The final optimisation for handling summaries was bulk queries. INSERTs, UPDATEs and SELECTs can all be batched and sometimes this can get you much better performance than running single queries. For INSERTs, I developed a method using ON DUPLICATE KEY UPDATE to INSERT and UPDATE multiple rows at once. The query looks something like this:
 INSERT INTO table (        key_field, f1, f2, f3    ) VALUES (        key1, f11, f21, f31    ), (        key2, f12, f22, f32    ), ...    ON DUPLICATE KEY UPDATE        f1 = IF(key_field=key1, f11, IF(key_field=key2, f12, IF(key_field=key3, f13, ...))),        f2 = IF(key_field=key1, f21, IF(key_field=key2, f22, IF(key_field=key3, f23, ...))),        f3 = IF(key_field=key1, f31, IF(key_field=key2, f32, IF(key_field=key3, f33, ...)))
As you can see the query gets quite complicated as the number of rows grows, but you never write this query by hand. It's generated through code in your language of choice. The only thing you have to worry about is making sure the total query size stays below your max tcp packet size. Also longer queries take longer to parse.
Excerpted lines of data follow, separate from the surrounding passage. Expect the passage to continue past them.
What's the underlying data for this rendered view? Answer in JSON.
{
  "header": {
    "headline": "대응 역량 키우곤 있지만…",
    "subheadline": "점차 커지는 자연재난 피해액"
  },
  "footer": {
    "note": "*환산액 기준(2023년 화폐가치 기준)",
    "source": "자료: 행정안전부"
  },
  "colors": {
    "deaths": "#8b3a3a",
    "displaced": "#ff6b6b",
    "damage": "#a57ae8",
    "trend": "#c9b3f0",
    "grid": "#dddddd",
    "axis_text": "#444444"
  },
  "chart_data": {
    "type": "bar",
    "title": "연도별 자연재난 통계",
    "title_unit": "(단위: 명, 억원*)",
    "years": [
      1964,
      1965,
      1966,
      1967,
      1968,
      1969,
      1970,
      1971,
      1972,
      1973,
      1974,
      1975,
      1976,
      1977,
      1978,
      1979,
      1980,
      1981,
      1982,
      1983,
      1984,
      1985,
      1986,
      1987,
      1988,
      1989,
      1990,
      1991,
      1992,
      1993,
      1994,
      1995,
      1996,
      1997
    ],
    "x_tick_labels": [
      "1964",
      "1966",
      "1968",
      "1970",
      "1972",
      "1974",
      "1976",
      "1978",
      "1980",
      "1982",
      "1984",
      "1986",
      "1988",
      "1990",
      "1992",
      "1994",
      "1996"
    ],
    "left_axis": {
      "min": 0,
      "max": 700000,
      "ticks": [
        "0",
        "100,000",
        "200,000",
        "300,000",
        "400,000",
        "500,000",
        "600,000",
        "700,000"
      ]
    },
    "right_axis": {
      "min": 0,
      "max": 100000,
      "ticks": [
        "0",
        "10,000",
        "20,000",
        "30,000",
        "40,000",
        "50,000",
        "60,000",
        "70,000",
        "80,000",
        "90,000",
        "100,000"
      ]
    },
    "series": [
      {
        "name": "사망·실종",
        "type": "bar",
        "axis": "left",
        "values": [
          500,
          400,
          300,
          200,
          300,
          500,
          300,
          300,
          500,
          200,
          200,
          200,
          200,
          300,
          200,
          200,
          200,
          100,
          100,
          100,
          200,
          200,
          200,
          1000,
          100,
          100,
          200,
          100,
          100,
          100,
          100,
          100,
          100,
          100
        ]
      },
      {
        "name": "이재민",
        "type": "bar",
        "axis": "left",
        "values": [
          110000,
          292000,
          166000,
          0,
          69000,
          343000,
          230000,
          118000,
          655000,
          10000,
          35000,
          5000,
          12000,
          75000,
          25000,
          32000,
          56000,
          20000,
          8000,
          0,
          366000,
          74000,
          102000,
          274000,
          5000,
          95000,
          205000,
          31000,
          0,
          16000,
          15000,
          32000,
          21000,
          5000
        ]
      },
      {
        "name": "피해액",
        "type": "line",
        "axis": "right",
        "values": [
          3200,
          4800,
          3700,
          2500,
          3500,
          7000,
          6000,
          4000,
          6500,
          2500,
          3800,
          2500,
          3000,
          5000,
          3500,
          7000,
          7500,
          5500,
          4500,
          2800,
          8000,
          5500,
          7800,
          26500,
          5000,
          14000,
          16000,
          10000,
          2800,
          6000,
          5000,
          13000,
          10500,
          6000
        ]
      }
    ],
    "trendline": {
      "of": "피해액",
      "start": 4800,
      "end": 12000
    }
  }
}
I restrict it to about 100 rows per insert/update.

Now, it's quite likely that I need to insert/update far more than 100 rows, which means the query parser needs to run for each batch. To get around this, I use a prepared statement with a heck of a lot of question marks in it. I'll leave it as an excercise for you to figure out what to pass to it. The real trick comes on the last batch. It's unlikely that I'll have an exact multiple of 100 records to be inserted, so the last batch may have fewer than 100 records. I have two choices at this point.
1. Create a new prepared statement with the number of records I need
2. Pad the current statement with extra copies of the last row
Neither method has had any advantage over the other, so I prefer the former since it sends less data over the wire at the cost of one extra query parse.

Bulk selects are far similar. It basically means that if I'm going to have to operate on a bunch of records one at a time, then it's faster to select them all at once, store them in an array and operate on the array rather than selecting them one at a time. This, of course, costs memory, and it is possible to use up all the RAM on the system doing something like this. It's happened several times. With experience you learn where to draw the line for your application.

Now for the user queries, I did not optimise too much. I again went with data partitioning, also by time, but this time by month. Our access patterns showed that most queries were for data in the last one month, so by partitioning the summary tables by month, it meant that we only had to query one or two partitions at any time. The primary key was designed to either return the exact results the user wanted, or narrow the search down to a small set that could be filtered either through a DB scan, or in the application itself. Partitions ensured that in the worst case we'd have to do a full partition scan and not a full table scan.

This is by no means the fastest design. It is optimised to speed up the slowest part of the system, ie, writes, but reads don't quite go out of the window as a result.